- Estrogen metabolism and exposure in a genotypic-phenotypic model for breast cancer risk prediction.
Estrogen metabolism and exposure in a genotypic-phenotypic model for breast cancer risk prediction.
Current models of breast cancer risk prediction do not directly reflect mammary estrogen metabolism or genetic variability in exposure to carcinogenic estrogen metabolites. We developed a model that simulates the kinetic effect of genetic variants of the enzymes CYP1A1, CYP1B1, and COMT on the production of the main carcinogenic estrogen metabolite, 4-hydroxyestradiol (4-OHE(2)), expressed as area under the curve metric (4-OHE(2)-AUC). The model also incorporates phenotypic factors (age, body mass index, hormone replacement therapy, oral contraceptives, and family history), which plausibly influence estrogen metabolism and the production of 4-OHE(2). We applied the model to two independent, population-based breast cancer case-control groups, the German GENICA study (967 cases, 971 controls) and the Nashville Breast Cohort (NBC; 465 cases, 885 controls). In the GENICA study, premenopausal women at the 90th percentile of 4-OHE(2)-AUC among control subjects had a risk of breast cancer that was 2.30 times that of women at the 10th control 4-OHE(2)-AUC percentile (95% CI: 1.7-3.2, P = 2.9 × 10(-7)). This relative risk was 1.89 (95% CI: 1.5-2.4, P = 2.2 × 10(-8)) in postmenopausal women.
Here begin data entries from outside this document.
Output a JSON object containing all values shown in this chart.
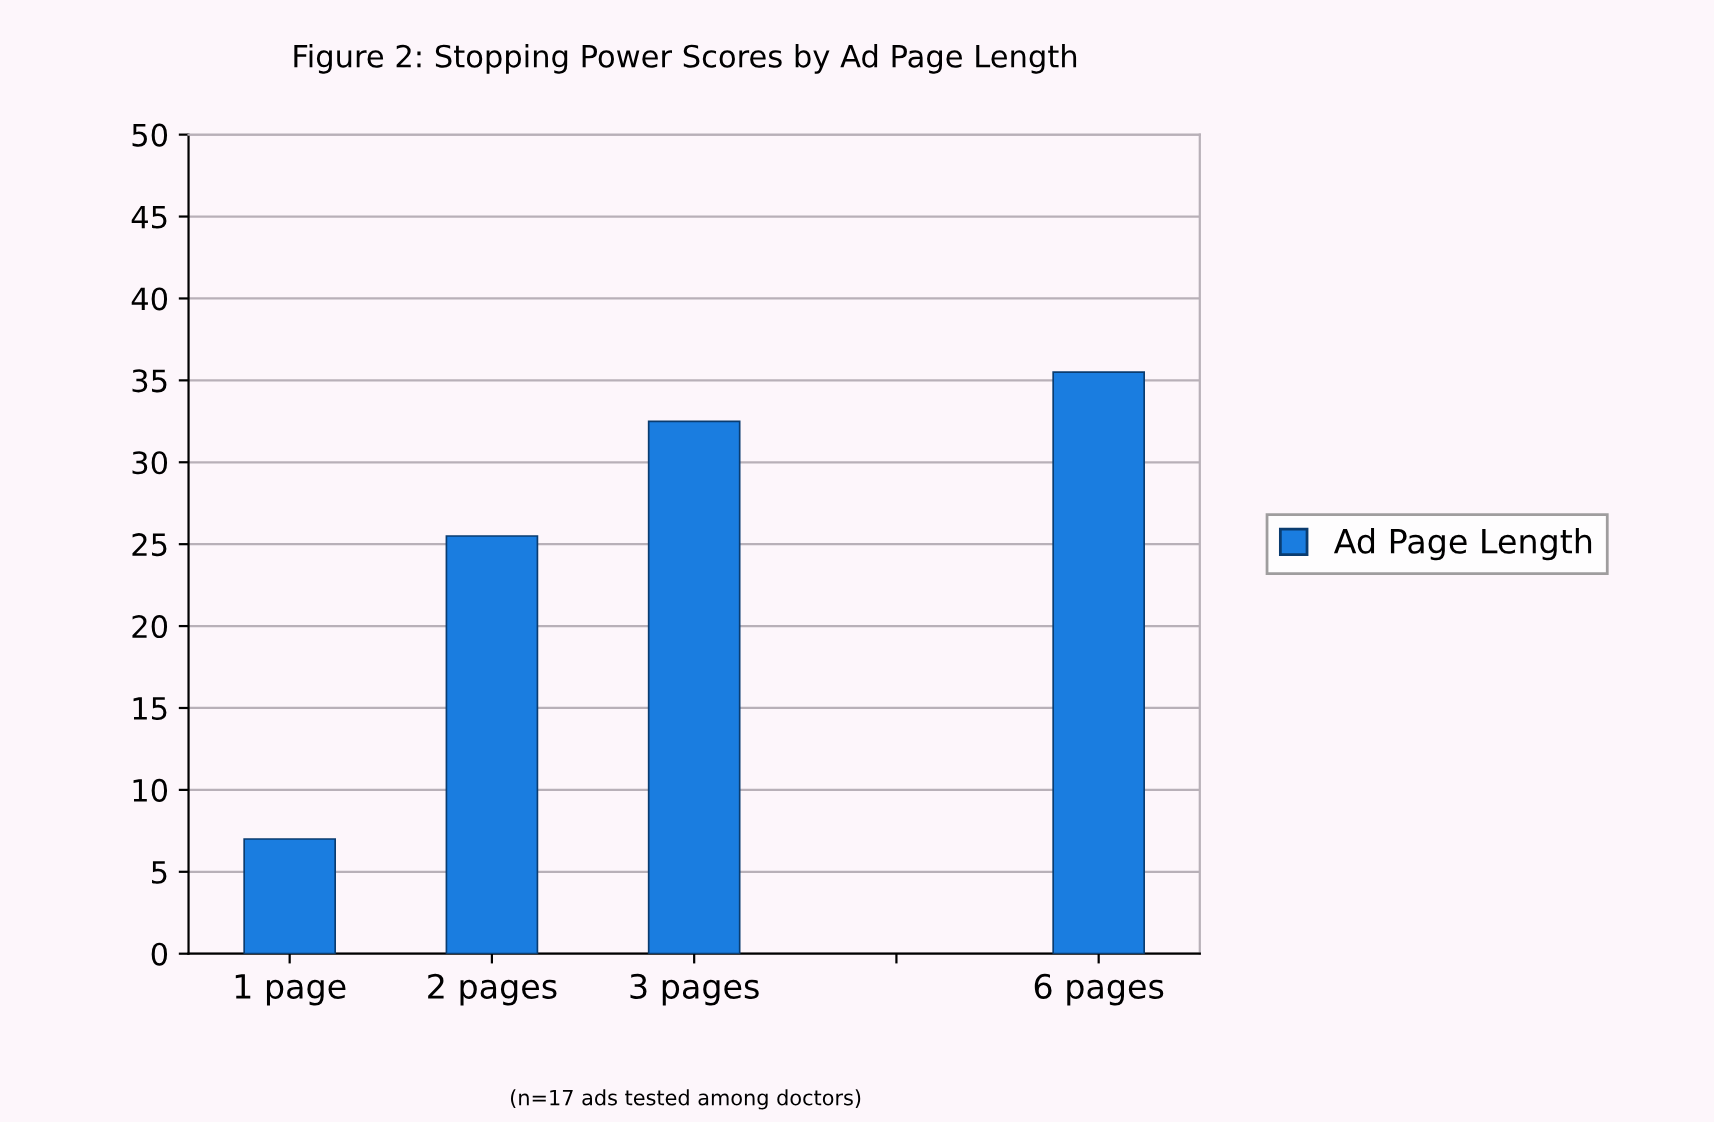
{
  "chart_data": {
    "type": "bar",
    "title": "Figure 2: Stopping Power Scores by Ad Page Length",
    "categories": [
      "1 page",
      "2 pages",
      "3 pages",
      null,
      "6 pages"
    ],
    "series": [
      {
        "name": "Ad Page Length",
        "color": "#1a7de0",
        "values": [
          7,
          25.5,
          32.5,
          null,
          35.5
        ]
      }
    ],
    "ylim": [
      0,
      50
    ],
    "yticks": [
      0,
      5,
      10,
      15,
      20,
      25,
      30,
      35,
      40,
      45,
      50
    ],
    "grid": "y",
    "legend": "right",
    "annotations": [
      "(n=17 ads tested among doctors)"
    ]
  }
}
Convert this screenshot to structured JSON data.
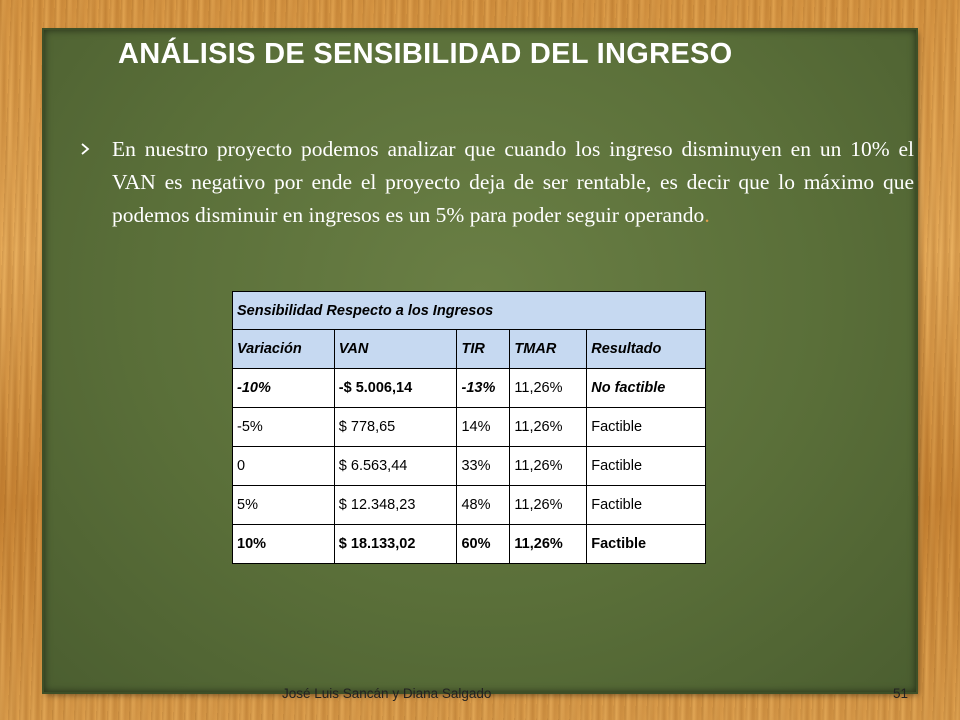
{
  "slide": {
    "title": "ANÁLISIS DE SENSIBILIDAD DEL INGRESO",
    "bullet_text": "En nuestro proyecto podemos analizar que cuando los  ingreso disminuyen en un 10% el VAN es negativo  por ende el  proyecto deja de ser rentable, es decir que lo máximo que podemos disminuir en ingresos es un 5% para poder seguir operando",
    "bullet_period": ".",
    "bullet_icon": "arrow-bullet-icon",
    "footer": "José Luis Sancán  y Diana Salgado",
    "page_number": "51"
  },
  "table": {
    "caption": "Sensibilidad  Respecto  a  los  Ingresos",
    "headers": [
      "Variación",
      "VAN",
      "TIR",
      "TMAR",
      "Resultado"
    ],
    "rows": [
      [
        "-10%",
        "-$ 5.006,14",
        "-13%",
        "11,26%",
        "No factible"
      ],
      [
        "-5%",
        "$ 778,65",
        "14%",
        "11,26%",
        "Factible"
      ],
      [
        "0",
        "$ 6.563,44",
        "33%",
        "11,26%",
        "Factible"
      ],
      [
        "5%",
        "$ 12.348,23",
        "48%",
        "11,26%",
        "Factible"
      ],
      [
        "10%",
        "$ 18.133,02",
        "60%",
        "11,26%",
        "Factible"
      ]
    ],
    "header_color": "#c6d9f1"
  }
}
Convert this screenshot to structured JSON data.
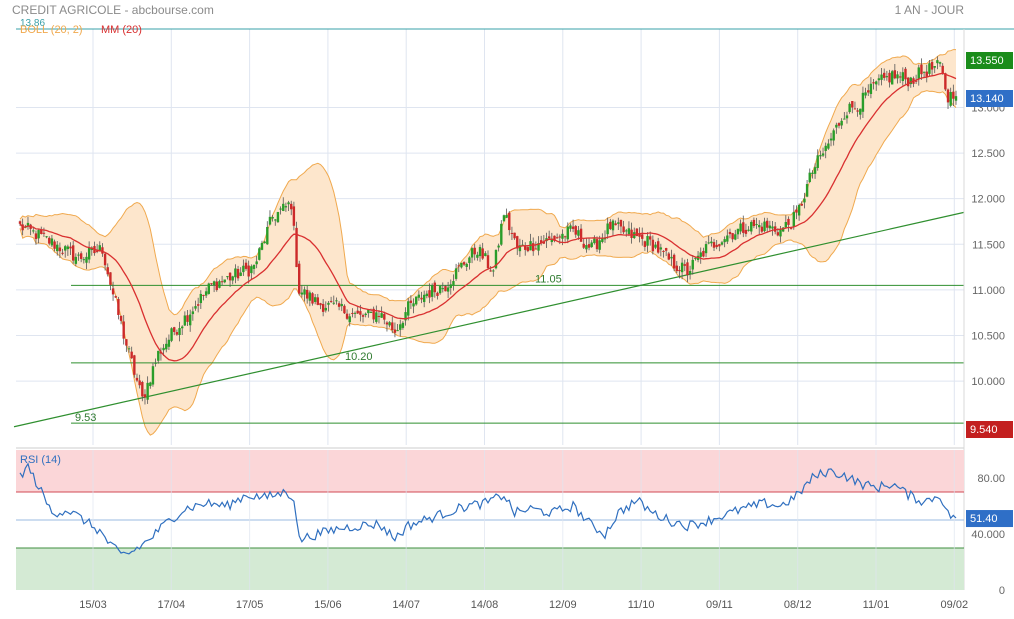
{
  "header": {
    "title": "CREDIT AGRICOLE - abcbourse.com",
    "period": "1 AN - JOUR"
  },
  "colors": {
    "candle_up": "#2a9d2a",
    "candle_down": "#cc2a2a",
    "bollinger_fill": "#fde6cc",
    "bollinger_line": "#f0a94e",
    "moving_average": "#d93030",
    "support_line": "#2f8f2f",
    "rsi_line": "#2f6fbf",
    "rsi_overbought_zone": "#fbd6d8",
    "rsi_oversold_zone": "#d4ead4",
    "price_badge": "#2f6fc7",
    "high_badge": "#1a8c1a",
    "low_badge": "#c31f1f",
    "grid": "#dfe5f0"
  },
  "chart_data": [
    {
      "type": "candlestick",
      "title": "CREDIT AGRICOLE",
      "period": "1 AN - JOUR",
      "x_tick_labels": [
        "15/03",
        "17/04",
        "17/05",
        "15/06",
        "14/07",
        "14/08",
        "12/09",
        "11/10",
        "09/11",
        "08/12",
        "11/01",
        "09/02"
      ],
      "y_tick_labels": [
        "10.000",
        "10.500",
        "11.000",
        "11.500",
        "12.000",
        "12.500",
        "13.000"
      ],
      "ylim": [
        9.3,
        13.86
      ],
      "grid": true,
      "legend": [
        "BOLL (20, 2)",
        "MM (20)"
      ],
      "legend_position": "top-left",
      "max_label": "13.86",
      "last_price": "13.140",
      "high_badge": "13.550",
      "low_badge": "9.540",
      "annotations": [
        {
          "text": "9.53",
          "value": 9.53
        },
        {
          "text": "10.20",
          "value": 10.2
        },
        {
          "text": "11.05",
          "value": 11.05
        }
      ],
      "support_levels": [
        9.54,
        10.2,
        11.05
      ],
      "trendline": [
        {
          "session": 0,
          "value": 9.5
        },
        {
          "session": 260,
          "value": 11.85
        }
      ],
      "control_points": [
        [
          0,
          11.7
        ],
        [
          10,
          11.55
        ],
        [
          22,
          11.35
        ],
        [
          31,
          11.45
        ],
        [
          35,
          10.95
        ],
        [
          40,
          10.4
        ],
        [
          46,
          9.8
        ],
        [
          52,
          10.3
        ],
        [
          58,
          10.55
        ],
        [
          65,
          10.8
        ],
        [
          72,
          11.05
        ],
        [
          80,
          11.15
        ],
        [
          88,
          11.25
        ],
        [
          95,
          11.8
        ],
        [
          102,
          11.95
        ],
        [
          105,
          11.0
        ],
        [
          112,
          10.85
        ],
        [
          120,
          10.8
        ],
        [
          128,
          10.7
        ],
        [
          135,
          10.75
        ],
        [
          141,
          10.55
        ],
        [
          146,
          10.8
        ],
        [
          152,
          10.95
        ],
        [
          160,
          11.05
        ],
        [
          167,
          11.3
        ],
        [
          172,
          11.45
        ],
        [
          178,
          11.2
        ],
        [
          182,
          11.85
        ],
        [
          187,
          11.45
        ],
        [
          193,
          11.5
        ],
        [
          200,
          11.55
        ],
        [
          208,
          11.65
        ],
        [
          215,
          11.45
        ],
        [
          222,
          11.7
        ],
        [
          230,
          11.6
        ],
        [
          238,
          11.5
        ],
        [
          245,
          11.3
        ],
        [
          251,
          11.2
        ],
        [
          258,
          11.45
        ],
        [
          266,
          11.6
        ],
        [
          274,
          11.7
        ],
        [
          280,
          11.7
        ],
        [
          286,
          11.65
        ],
        [
          292,
          11.8
        ],
        [
          298,
          12.3
        ],
        [
          304,
          12.6
        ],
        [
          310,
          12.95
        ],
        [
          316,
          13.05
        ],
        [
          322,
          13.25
        ],
        [
          328,
          13.35
        ],
        [
          335,
          13.3
        ],
        [
          340,
          13.4
        ],
        [
          346,
          13.45
        ],
        [
          349,
          13.1
        ],
        [
          352,
          13.2
        ]
      ]
    },
    {
      "type": "line",
      "title": "RSI (14)",
      "y_tick_labels": [
        "0",
        "40.000",
        "80.00"
      ],
      "ylim": [
        0,
        100
      ],
      "overbought": 70,
      "oversold": 30,
      "last_value": "51.40",
      "control_points": [
        [
          0,
          82
        ],
        [
          3,
          88
        ],
        [
          8,
          70
        ],
        [
          12,
          55
        ],
        [
          18,
          57
        ],
        [
          24,
          50
        ],
        [
          30,
          42
        ],
        [
          34,
          32
        ],
        [
          38,
          25
        ],
        [
          42,
          27
        ],
        [
          48,
          35
        ],
        [
          55,
          48
        ],
        [
          62,
          58
        ],
        [
          70,
          62
        ],
        [
          78,
          60
        ],
        [
          85,
          68
        ],
        [
          92,
          66
        ],
        [
          100,
          70
        ],
        [
          103,
          66
        ],
        [
          105,
          36
        ],
        [
          112,
          40
        ],
        [
          120,
          44
        ],
        [
          128,
          46
        ],
        [
          135,
          47
        ],
        [
          141,
          37
        ],
        [
          146,
          46
        ],
        [
          152,
          50
        ],
        [
          160,
          55
        ],
        [
          168,
          60
        ],
        [
          175,
          62
        ],
        [
          182,
          68
        ],
        [
          186,
          55
        ],
        [
          192,
          58
        ],
        [
          200,
          55
        ],
        [
          208,
          60
        ],
        [
          215,
          46
        ],
        [
          220,
          40
        ],
        [
          225,
          55
        ],
        [
          232,
          64
        ],
        [
          238,
          55
        ],
        [
          245,
          49
        ],
        [
          251,
          46
        ],
        [
          258,
          49
        ],
        [
          264,
          53
        ],
        [
          272,
          58
        ],
        [
          280,
          62
        ],
        [
          286,
          60
        ],
        [
          292,
          67
        ],
        [
          298,
          80
        ],
        [
          304,
          85
        ],
        [
          310,
          82
        ],
        [
          316,
          76
        ],
        [
          322,
          73
        ],
        [
          328,
          76
        ],
        [
          334,
          68
        ],
        [
          340,
          63
        ],
        [
          346,
          68
        ],
        [
          349,
          54
        ],
        [
          352,
          51.4
        ]
      ]
    }
  ]
}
In the NBC, this relative risk in postmenopausal women was 1.81 (95% CI: 1.3-2.6, P = 7.6 × 10(-4)), which increased to 1.83 (95% CI: 1.4-2.3, P = 9.5 × 10(-7)) when a history of proliferative breast disease was included in the model. The model combines genotypic and phenotypic factors involved in carcinogenic estrogen metabolite production and cumulative estrogen exposure to predict breast cancer risk. The estrogen carcinogenesis-based model has the potential to provide personalized risk estimates.